Debian

ThreatLockDown provides an automated way of building DEB packages using docker so there is no need for any other dependency.

To create an Debian package follow these steps:

Requirements

  • Docker

  • Git

Download our wazuh-packages repository from GitHub and go to the debs directory.

$ git clone https://github.com/wazuh/wazuh-packages && cd wazuh-packages/debs && git checkout v4.9.0

Execute the generate_debian_package.sh script, with the different options you desire. This script will build a Docker image with all the necessary tools to create the DEB and run a container that will build it:

# ./generate_debian_package.sh -h
Usage: ./generate_debian_package.sh [OPTIONS]

    -b, --branch <branch>      [Required] Select Git branch.
    --packages-branch <branch> [Required] Select Git branch or tag from wazuh-packages repository.
    -t, --target <target>      [Required] Target package to build: manager or agent.
    -a, --architecture <arch>  [Optional] Target architecture of the package [amd64/i386/ppc64le/arm64/armhf].
    -j, --jobs <number>        [Optional] Change number of parallel jobs when compiling the manager or agent. By default: 2.
    -r, --revision <rev>       [Optional] Package revision. By default: 1.
    -s, --store <path>         [Optional] Set the destination path of package. By default, an output folder will be created.
    -p, --path <path>          [Optional] Installation path for the package. By default: /var/ossec.
    -d, --debug                [Optional] Build the binaries with debug symbols. By default: no.
    -c, --checksum <path>      [Optional] Generate checksum on the desired path (by default, if no path is specified it will be generated on the same directory than the package).
    --dont-build-docker        [Optional] Locally built docker image will be used instead of generating a new one.
    --sources <path>           [Optional] Absolute path containing ThreatLockDown source code. This option will use local source code instead of downloading it from GitHub.
    --dev                      [Optional] Use the SPECS files stored in the host instead of downloading them from GitHub.
    --future                   [Optional] Build test future package x.30.0 Used for development purposes.
    -h, --help                Show this help.

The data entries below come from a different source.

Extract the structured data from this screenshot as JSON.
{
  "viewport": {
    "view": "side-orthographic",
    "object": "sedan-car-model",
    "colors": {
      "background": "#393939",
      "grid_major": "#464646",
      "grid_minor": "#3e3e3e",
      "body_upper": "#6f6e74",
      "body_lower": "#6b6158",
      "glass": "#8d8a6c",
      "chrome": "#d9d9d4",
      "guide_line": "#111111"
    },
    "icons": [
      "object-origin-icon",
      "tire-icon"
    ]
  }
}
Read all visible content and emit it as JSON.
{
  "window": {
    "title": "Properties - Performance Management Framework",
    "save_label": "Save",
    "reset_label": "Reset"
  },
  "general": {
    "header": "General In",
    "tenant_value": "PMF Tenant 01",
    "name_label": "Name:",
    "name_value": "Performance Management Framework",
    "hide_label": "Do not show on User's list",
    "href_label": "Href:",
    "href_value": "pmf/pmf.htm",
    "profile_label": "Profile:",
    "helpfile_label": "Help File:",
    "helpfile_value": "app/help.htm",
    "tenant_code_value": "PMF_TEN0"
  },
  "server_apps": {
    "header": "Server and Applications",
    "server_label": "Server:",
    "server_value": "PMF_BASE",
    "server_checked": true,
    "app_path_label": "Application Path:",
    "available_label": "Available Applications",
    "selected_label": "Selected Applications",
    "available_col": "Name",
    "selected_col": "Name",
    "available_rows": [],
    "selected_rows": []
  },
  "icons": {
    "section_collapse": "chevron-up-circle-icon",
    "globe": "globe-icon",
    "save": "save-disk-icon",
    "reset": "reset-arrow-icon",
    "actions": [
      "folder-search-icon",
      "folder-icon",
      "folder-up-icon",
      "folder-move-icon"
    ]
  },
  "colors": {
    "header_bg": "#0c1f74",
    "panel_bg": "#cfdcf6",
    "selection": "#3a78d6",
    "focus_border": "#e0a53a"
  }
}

Below, you will find some examples of how to build a DEB package.

# ./generate_debian_package.sh -b v4.9.0 --packages-branch v4.9.0 -s /tmp -t manager -a amd64 -r my_rev.

This will generate a 4.9.0 ThreatLockDown manager package DEB with revision my_rev for amd64 systems.

# ./generate_debian_package.sh -b v4.9.0 --packages-branch v4.9.0 -s /tmp -t api -a i386 -r my_rev

This will generate a 4.9.0 ThreatLockDown api package DEB with revision my_rev for i386 systems and store it in /tmp.

# ./generate_debian_package.sh -b v4.9.0 --packages-branch v4.9.0 -t agent -a amd64 -p /opt/ossec

This will generate a 4.9.0 ThreatLockDown agent DEB package with /opt/ossec as installation directory for amd64 systems.